Cela l'est d'autant plus que votre nom et le discours que vous portez me semble importants dès lors qu'ils situent la problématique en dehors des cercles d' "ultra-extrême-gauche" dont les vôtres n'ont de cesse, comme toute la droite, de diaboliser la radicalité des actions. Vous dénoncez les maires cyniques se cachant derrière la "responsabilité de l'Etat" et la volonté du préfet face aux exilé.es et aux politiques en matière d'accès au logement. Vous enjoignez les collectivités territoriales à prendre leurs responsabilités, à "changer d'imaginaire" et à en finir avec les politiques de "non-accueil". C'est là le sens de ce réseau, de même que fédérer ceux du même type existant en Europe. Un programme qui me semble des plus nécessaires et respectables aujourd'hui.

Mais à quelle crédibilité prétendre lorsque parmi les membres fondateurs figure un homme politique dont l'envergure égale le cynisme, précisément ? 

Je ne me prétends pas "lanceuse d'alerte", je suis convaincue que je ne serais pas la seule à vous avoir fait part des quelques faits suivants quant à la politique réelle de non-accueil délibérément poursuivie par l'équipe rouge-verte d'Eric Piolle. 

Lorsque fin 2017 s'ouvrait à Grenoble, à la suite d'un énième refus des élus logement de donner suite à la promesse municipale d'appliquer le loi sur la réquisition de bâtiments vides, le Patio Solidaire, sur le campus universitaire où je travaillais, on apprenait que la Police Municipale n'avait eu aucune peine à lacérer les tentes des exilé.es présent.es, auparavant installé.es dans le Parc Paul Mistral, juste en dessous de la Mairie du très médiatique Maire Vert. Une méthode de harcèlement de plus, nous n'en étions plus à ça prêt. 

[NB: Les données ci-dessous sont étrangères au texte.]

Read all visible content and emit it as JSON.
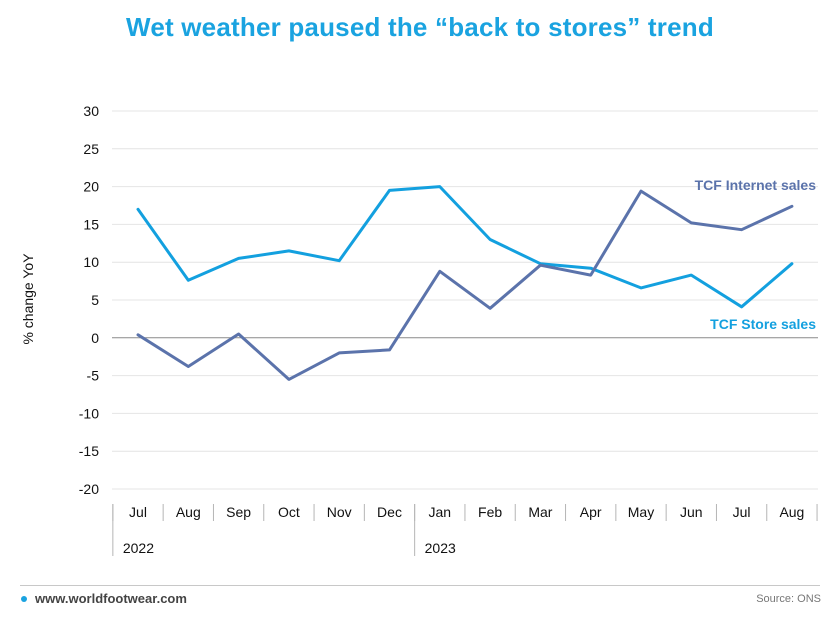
{
  "title": "Wet weather paused the “back to stores” trend",
  "footer": {
    "website": "www.worldfootwear.com",
    "source": "Source: ONS"
  },
  "colors": {
    "title": "#1aa3e0",
    "store": "#13a0df",
    "internet": "#5b73ab"
  },
  "chart_data": {
    "type": "line",
    "ylabel": "% change YoY",
    "xlabel": "",
    "ylim": [
      -20,
      30
    ],
    "yticks": [
      30,
      25,
      20,
      15,
      10,
      5,
      0,
      -5,
      -10,
      -15,
      -20
    ],
    "grid": true,
    "categories": [
      "Jul",
      "Aug",
      "Sep",
      "Oct",
      "Nov",
      "Dec",
      "Jan",
      "Feb",
      "Mar",
      "Apr",
      "May",
      "Jun",
      "Jul",
      "Aug"
    ],
    "years": [
      {
        "label": "2022",
        "start_index": 0
      },
      {
        "label": "2023",
        "start_index": 6
      }
    ],
    "series": [
      {
        "name": "TCF Store sales",
        "color": "#13a0df",
        "values": [
          17.0,
          7.6,
          10.5,
          11.5,
          10.2,
          19.5,
          20.0,
          13.0,
          9.8,
          9.2,
          6.6,
          8.3,
          4.1,
          9.8
        ]
      },
      {
        "name": "TCF Internet sales",
        "color": "#5b73ab",
        "values": [
          0.4,
          -3.8,
          0.5,
          -5.5,
          -2.0,
          -1.6,
          8.8,
          3.9,
          9.6,
          8.3,
          19.4,
          15.2,
          14.3,
          17.4
        ]
      }
    ]
  }
}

Que dire des communiqués que nous avions dû sortir, après maints appels, pour que le CCAS cesse d'envoyer dans un lieu insalubre, autogéré et surchargé, les personnes qu'eux-mêmes auraient dû loger ? Ou pour que la ville cesse de s'acheter une bonne conscience en nous envoyant sans consultation les restes des repas des cantines (notamment du porc alors que les "besoins" publiés du patio précisaient bien qu'il s'agissait d'un aliment à éviter) qui ne pouvaient être ni consommés ni conservés? 

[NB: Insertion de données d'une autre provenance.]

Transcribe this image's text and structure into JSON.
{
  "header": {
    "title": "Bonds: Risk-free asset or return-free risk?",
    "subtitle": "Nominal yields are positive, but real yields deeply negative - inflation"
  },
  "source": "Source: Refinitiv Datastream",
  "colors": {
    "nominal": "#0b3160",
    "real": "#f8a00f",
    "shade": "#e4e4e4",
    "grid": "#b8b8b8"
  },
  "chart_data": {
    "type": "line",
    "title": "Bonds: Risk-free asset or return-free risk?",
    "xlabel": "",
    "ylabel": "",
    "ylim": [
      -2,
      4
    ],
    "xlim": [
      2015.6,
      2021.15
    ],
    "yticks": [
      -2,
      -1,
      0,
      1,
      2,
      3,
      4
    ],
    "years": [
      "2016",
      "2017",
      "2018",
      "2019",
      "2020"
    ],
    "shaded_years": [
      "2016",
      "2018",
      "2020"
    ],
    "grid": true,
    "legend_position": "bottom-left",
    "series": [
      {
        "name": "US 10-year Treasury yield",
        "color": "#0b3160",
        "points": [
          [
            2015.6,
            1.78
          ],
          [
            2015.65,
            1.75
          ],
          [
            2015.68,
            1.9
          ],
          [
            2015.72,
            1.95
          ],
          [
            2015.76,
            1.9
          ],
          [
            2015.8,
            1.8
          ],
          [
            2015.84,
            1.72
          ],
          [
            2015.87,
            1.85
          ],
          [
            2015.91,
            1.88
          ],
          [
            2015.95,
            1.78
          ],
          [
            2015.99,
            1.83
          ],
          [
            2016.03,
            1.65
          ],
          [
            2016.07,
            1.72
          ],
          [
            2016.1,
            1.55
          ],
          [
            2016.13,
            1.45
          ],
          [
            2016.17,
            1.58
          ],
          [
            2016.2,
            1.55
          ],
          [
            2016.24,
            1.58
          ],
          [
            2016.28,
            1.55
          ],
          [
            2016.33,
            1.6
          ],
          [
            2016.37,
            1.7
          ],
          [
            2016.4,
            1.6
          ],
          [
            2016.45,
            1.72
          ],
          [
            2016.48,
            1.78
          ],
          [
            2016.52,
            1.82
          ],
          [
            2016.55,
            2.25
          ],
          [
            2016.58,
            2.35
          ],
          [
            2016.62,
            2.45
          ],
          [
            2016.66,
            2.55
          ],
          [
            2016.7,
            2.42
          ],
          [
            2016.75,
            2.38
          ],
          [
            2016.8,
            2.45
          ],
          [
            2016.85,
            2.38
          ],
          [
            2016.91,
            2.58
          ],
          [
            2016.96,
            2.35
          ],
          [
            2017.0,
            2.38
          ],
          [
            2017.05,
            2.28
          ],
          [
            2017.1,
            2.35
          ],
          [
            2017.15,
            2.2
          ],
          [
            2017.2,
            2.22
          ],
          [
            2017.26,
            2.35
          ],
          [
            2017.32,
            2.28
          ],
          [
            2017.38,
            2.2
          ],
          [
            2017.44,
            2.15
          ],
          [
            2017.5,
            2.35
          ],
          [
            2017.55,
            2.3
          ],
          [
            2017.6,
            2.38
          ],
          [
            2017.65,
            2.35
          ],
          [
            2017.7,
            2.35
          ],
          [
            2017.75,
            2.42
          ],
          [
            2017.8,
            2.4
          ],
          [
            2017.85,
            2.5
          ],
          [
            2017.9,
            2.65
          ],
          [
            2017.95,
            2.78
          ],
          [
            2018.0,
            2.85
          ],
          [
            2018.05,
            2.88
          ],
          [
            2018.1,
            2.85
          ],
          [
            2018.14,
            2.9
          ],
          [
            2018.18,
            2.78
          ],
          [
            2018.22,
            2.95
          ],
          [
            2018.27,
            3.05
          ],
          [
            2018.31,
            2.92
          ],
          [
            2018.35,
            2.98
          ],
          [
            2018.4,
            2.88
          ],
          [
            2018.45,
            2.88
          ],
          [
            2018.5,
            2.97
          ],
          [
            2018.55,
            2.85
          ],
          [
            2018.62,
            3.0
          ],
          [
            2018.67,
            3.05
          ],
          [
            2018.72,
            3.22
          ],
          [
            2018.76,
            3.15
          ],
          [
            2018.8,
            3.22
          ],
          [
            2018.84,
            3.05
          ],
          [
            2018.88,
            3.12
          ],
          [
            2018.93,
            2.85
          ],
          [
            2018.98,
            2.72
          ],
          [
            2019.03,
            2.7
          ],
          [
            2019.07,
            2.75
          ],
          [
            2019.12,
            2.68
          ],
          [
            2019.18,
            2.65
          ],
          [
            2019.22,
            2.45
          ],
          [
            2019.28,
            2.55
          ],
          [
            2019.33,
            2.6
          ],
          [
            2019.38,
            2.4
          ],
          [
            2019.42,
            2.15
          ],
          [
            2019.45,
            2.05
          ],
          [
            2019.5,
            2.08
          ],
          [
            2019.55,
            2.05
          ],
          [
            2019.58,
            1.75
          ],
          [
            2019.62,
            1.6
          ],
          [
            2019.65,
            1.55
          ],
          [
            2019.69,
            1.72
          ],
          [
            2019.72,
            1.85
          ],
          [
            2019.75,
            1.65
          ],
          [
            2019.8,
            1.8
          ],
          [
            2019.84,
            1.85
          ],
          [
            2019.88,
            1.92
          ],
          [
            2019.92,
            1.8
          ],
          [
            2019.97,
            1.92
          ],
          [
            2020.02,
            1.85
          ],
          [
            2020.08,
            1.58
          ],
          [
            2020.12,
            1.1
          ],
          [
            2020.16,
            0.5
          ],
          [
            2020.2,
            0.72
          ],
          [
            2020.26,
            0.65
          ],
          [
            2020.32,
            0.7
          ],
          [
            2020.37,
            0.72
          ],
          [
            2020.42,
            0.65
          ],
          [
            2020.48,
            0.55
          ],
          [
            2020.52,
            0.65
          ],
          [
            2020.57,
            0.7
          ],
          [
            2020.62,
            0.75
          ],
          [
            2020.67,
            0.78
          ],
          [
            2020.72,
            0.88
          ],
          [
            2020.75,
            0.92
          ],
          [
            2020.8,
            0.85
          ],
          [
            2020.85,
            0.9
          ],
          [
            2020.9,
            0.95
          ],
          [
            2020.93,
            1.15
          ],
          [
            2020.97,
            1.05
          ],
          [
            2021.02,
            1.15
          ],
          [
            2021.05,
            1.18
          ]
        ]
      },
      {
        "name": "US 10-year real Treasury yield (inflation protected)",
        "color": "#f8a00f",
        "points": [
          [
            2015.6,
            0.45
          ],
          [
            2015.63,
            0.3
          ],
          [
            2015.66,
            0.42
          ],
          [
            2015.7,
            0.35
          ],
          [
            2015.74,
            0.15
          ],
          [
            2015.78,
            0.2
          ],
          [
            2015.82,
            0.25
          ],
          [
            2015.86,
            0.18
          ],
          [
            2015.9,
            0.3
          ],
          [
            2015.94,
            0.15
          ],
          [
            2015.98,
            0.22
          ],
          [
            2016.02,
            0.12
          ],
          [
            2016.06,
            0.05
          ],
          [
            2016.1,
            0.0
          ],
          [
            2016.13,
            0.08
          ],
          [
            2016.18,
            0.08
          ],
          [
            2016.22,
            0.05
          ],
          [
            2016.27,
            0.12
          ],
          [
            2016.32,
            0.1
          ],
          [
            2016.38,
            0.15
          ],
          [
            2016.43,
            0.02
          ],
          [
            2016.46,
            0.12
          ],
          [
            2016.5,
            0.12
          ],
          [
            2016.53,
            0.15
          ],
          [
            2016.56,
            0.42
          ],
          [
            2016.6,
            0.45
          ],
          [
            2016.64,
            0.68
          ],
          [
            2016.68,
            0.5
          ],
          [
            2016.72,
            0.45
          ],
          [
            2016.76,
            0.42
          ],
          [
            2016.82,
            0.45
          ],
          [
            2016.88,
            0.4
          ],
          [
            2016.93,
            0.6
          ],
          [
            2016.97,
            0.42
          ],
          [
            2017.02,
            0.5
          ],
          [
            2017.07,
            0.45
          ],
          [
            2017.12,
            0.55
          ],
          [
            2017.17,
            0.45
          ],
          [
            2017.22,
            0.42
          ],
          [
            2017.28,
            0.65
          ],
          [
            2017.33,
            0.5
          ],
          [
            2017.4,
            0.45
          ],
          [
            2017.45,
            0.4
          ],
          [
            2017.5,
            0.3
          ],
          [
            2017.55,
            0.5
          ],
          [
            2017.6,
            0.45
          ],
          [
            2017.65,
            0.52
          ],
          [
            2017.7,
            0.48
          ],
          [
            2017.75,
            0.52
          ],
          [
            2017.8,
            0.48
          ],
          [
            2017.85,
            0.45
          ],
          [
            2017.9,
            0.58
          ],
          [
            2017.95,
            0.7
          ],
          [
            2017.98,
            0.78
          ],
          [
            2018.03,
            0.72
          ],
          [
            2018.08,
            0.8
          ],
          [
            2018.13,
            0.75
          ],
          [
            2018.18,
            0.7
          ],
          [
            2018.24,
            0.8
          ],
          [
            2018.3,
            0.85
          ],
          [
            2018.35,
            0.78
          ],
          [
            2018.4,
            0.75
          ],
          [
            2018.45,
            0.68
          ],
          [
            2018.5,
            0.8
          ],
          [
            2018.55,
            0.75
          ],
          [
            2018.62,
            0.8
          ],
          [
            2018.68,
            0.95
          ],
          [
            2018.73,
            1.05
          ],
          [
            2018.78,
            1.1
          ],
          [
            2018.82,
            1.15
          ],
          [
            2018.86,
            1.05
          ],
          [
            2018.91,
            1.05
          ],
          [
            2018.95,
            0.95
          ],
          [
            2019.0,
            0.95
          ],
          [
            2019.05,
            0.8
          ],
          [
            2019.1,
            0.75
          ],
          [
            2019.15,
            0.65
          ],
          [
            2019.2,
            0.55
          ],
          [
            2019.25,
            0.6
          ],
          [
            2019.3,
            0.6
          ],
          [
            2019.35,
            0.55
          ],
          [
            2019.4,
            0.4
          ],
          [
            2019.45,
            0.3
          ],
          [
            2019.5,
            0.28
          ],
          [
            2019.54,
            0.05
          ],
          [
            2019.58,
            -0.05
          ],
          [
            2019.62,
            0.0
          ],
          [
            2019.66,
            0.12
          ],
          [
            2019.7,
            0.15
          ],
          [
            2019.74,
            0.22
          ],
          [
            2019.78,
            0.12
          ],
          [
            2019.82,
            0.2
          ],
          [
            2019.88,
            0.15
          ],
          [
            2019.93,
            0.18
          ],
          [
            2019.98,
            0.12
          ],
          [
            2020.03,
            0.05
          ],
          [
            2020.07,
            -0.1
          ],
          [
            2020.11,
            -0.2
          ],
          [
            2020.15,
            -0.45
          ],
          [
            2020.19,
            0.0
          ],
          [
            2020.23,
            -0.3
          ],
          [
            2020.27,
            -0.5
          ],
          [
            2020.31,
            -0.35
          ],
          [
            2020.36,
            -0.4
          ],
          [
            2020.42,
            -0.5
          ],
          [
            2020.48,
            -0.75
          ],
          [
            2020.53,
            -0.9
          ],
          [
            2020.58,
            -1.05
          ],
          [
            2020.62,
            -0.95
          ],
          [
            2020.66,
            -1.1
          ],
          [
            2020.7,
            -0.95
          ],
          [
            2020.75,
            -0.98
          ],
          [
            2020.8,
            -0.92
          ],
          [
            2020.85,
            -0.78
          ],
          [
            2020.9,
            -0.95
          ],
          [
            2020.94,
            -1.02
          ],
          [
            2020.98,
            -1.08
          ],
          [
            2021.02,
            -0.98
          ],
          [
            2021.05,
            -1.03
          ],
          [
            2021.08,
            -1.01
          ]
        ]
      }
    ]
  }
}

A ce moment-là, alors que Mr Piolle n'avait de mots trop durs pour qualifier les militant.es que nous étions et notre entreprise, il n'hésitait pas à aller à la frontière franco-italienne prendre un selfi avec les par -ailleurs forts sympathiques et respectables- militant.es du Refuge Solidaire, avec lesquels nous travaillions. Il faisait mine d'échanger des passes d'armes avec le préfet en se gargarisant d'être "délinquant solidaire", il médaillait Cédric Héroux, tout en nous insultant publiquement (sous un prisme sexiste, qui plus est, à mon encontre), nous reprochant de "ne pas être du même bord, de ne pas vouloir construire mais détruire", des reproches qui sonnaient pour nous comme une reconnaissance, en dernière instance. Que faisait-on alors -et ce n'est qu'un exemple- chaque début d'hiver, dans son bureau et ceux de ses élus, à demander les réquisitions promises? Que faisait-on à essayer d'obtenir son soutien face aux menaces d'interventions de la préfecture? 

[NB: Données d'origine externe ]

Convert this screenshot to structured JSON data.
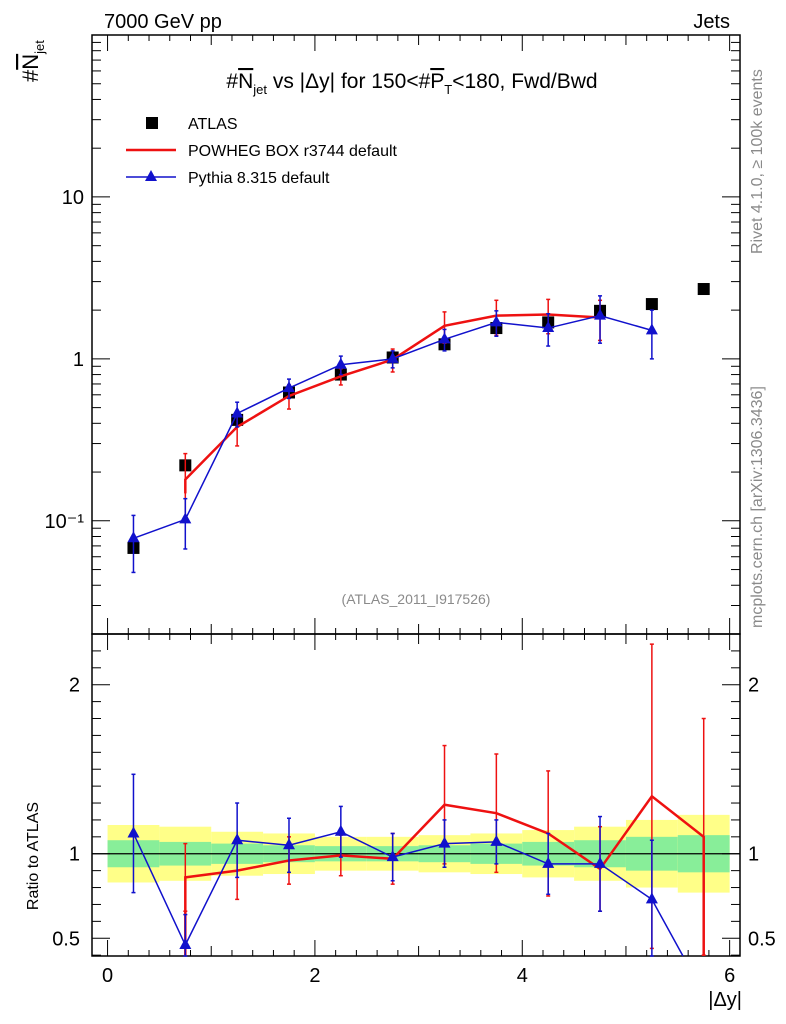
{
  "header": {
    "energy_label": "7000 GeV pp",
    "category_label": "Jets"
  },
  "side": {
    "rivet_label": "Rivet 4.1.0, ≥ 100k events",
    "source_label": "mcplots.cern.ch [arXiv:1306.3436]"
  },
  "chart_data": {
    "type": "scatter",
    "title": "#N̄jet vs |Δy| for 150<#P̄T<180, Fwd/Bwd",
    "title_parts": {
      "pre": "#",
      "n": "N",
      "n_sub": "jet",
      "mid": " vs |Δy| for 150<#",
      "p": "P",
      "p_sub": "T",
      "post": "<180, Fwd/Bwd"
    },
    "ylabel": {
      "hash": "#",
      "main": "N",
      "sub": "jet"
    },
    "xlabel": "|Δy|",
    "ratio_ylabel": "Ratio to ATLAS",
    "watermark": "(ATLAS_2011_I917526)",
    "xlim": [
      -0.15,
      6.1
    ],
    "ylim_log": [
      0.02,
      100
    ],
    "ratio_ylim": [
      0.395,
      2.3
    ],
    "x_ticks": [
      {
        "value": 0,
        "label": "0"
      },
      {
        "value": 2,
        "label": "2"
      },
      {
        "value": 4,
        "label": "4"
      },
      {
        "value": 6,
        "label": "6"
      }
    ],
    "y_ticks": [
      {
        "value": 0.1,
        "label": "10⁻¹"
      },
      {
        "value": 1,
        "label": "1"
      },
      {
        "value": 10,
        "label": "10"
      }
    ],
    "ratio_ticks": [
      {
        "value": 0.5,
        "label": "0.5"
      },
      {
        "value": 1,
        "label": "1"
      },
      {
        "value": 2,
        "label": "2"
      }
    ],
    "legend": {
      "placement": "top-left",
      "entries": [
        {
          "name": "ATLAS",
          "color": "#000000",
          "marker": "square"
        },
        {
          "name": "POWHEG BOX r3744 default",
          "color": "#ee1111",
          "marker": "line"
        },
        {
          "name": "Pythia 8.315 default",
          "color": "#1111cc",
          "marker": "triangle"
        }
      ]
    },
    "bins": [
      0.25,
      0.75,
      1.25,
      1.75,
      2.25,
      2.75,
      3.25,
      3.75,
      4.25,
      4.75,
      5.25,
      5.75
    ],
    "data_series": {
      "name": "ATLAS",
      "values": [
        0.068,
        0.22,
        0.42,
        0.62,
        0.8,
        1.02,
        1.23,
        1.55,
        1.68,
        1.98,
        2.18,
        2.7
      ]
    },
    "band_outer": [
      0.17,
      0.16,
      0.13,
      0.12,
      0.1,
      0.1,
      0.11,
      0.12,
      0.14,
      0.16,
      0.2,
      0.23
    ],
    "band_inner": [
      0.08,
      0.07,
      0.06,
      0.05,
      0.045,
      0.045,
      0.05,
      0.06,
      0.07,
      0.08,
      0.1,
      0.11
    ],
    "series": [
      {
        "name": "POWHEG BOX r3744 default",
        "color": "#ee1111",
        "x": [
          0.75,
          1.25,
          1.75,
          2.25,
          2.75,
          3.25,
          3.75,
          4.25,
          4.75
        ],
        "values": [
          0.18,
          0.38,
          0.59,
          0.78,
          0.99,
          1.6,
          1.85,
          1.88,
          1.8
        ],
        "errors": [
          0.08,
          0.09,
          0.1,
          0.09,
          0.16,
          0.35,
          0.45,
          0.45,
          0.5
        ],
        "ratio": [
          0.86,
          0.9,
          0.96,
          0.99,
          0.97,
          1.29,
          1.24,
          1.12,
          0.91,
          1.34,
          1.1
        ],
        "ratio_x": [
          0.75,
          1.25,
          1.75,
          2.25,
          2.75,
          3.25,
          3.75,
          4.25,
          4.75,
          5.25,
          5.75
        ],
        "ratio_err": [
          0.2,
          0.17,
          0.14,
          0.12,
          0.15,
          0.35,
          0.35,
          0.37,
          0.25,
          0.9,
          0.7
        ],
        "ratio_tail": [
          0.395
        ]
      },
      {
        "name": "Pythia 8.315 default",
        "color": "#1111cc",
        "x": [
          0.25,
          0.75,
          1.25,
          1.75,
          2.25,
          2.75,
          3.25,
          3.75,
          4.25,
          4.75,
          5.25
        ],
        "values": [
          0.078,
          0.102,
          0.46,
          0.66,
          0.92,
          1.0,
          1.32,
          1.68,
          1.55,
          1.85,
          1.5
        ],
        "errors": [
          0.03,
          0.035,
          0.08,
          0.09,
          0.12,
          0.12,
          0.2,
          0.3,
          0.35,
          0.6,
          0.5
        ],
        "ratio": [
          1.12,
          0.46,
          1.08,
          1.05,
          1.13,
          0.98,
          1.06,
          1.07,
          0.94,
          0.94,
          0.73,
          0.395
        ],
        "ratio_x": [
          0.25,
          0.75,
          1.25,
          1.75,
          2.25,
          2.75,
          3.25,
          3.75,
          4.25,
          4.75,
          5.25,
          5.55
        ],
        "ratio_err": [
          0.35,
          0.18,
          0.22,
          0.16,
          0.15,
          0.14,
          0.14,
          0.13,
          0.18,
          0.28,
          0.35,
          0
        ]
      }
    ]
  }
}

Aussi ne suis-je pas surprise lorsque, 3 ans plus tard, les militants du DAL, ceux-là même qui ont trouvé porte close au début de l'hiver pour la traditionnelle demande de réquisition, doivent employer une énergie considérable pour faire face aux mensonges éhontés de la mairie sur la situation de l'immeuble autogéré de l'Abbaye où vivent notamment aujourd'hui plusieurs familles et des jeunes majeurs, à la suite d'une occupation destinée à mettre au centre du débat public la question de l'accès à un logement digne. 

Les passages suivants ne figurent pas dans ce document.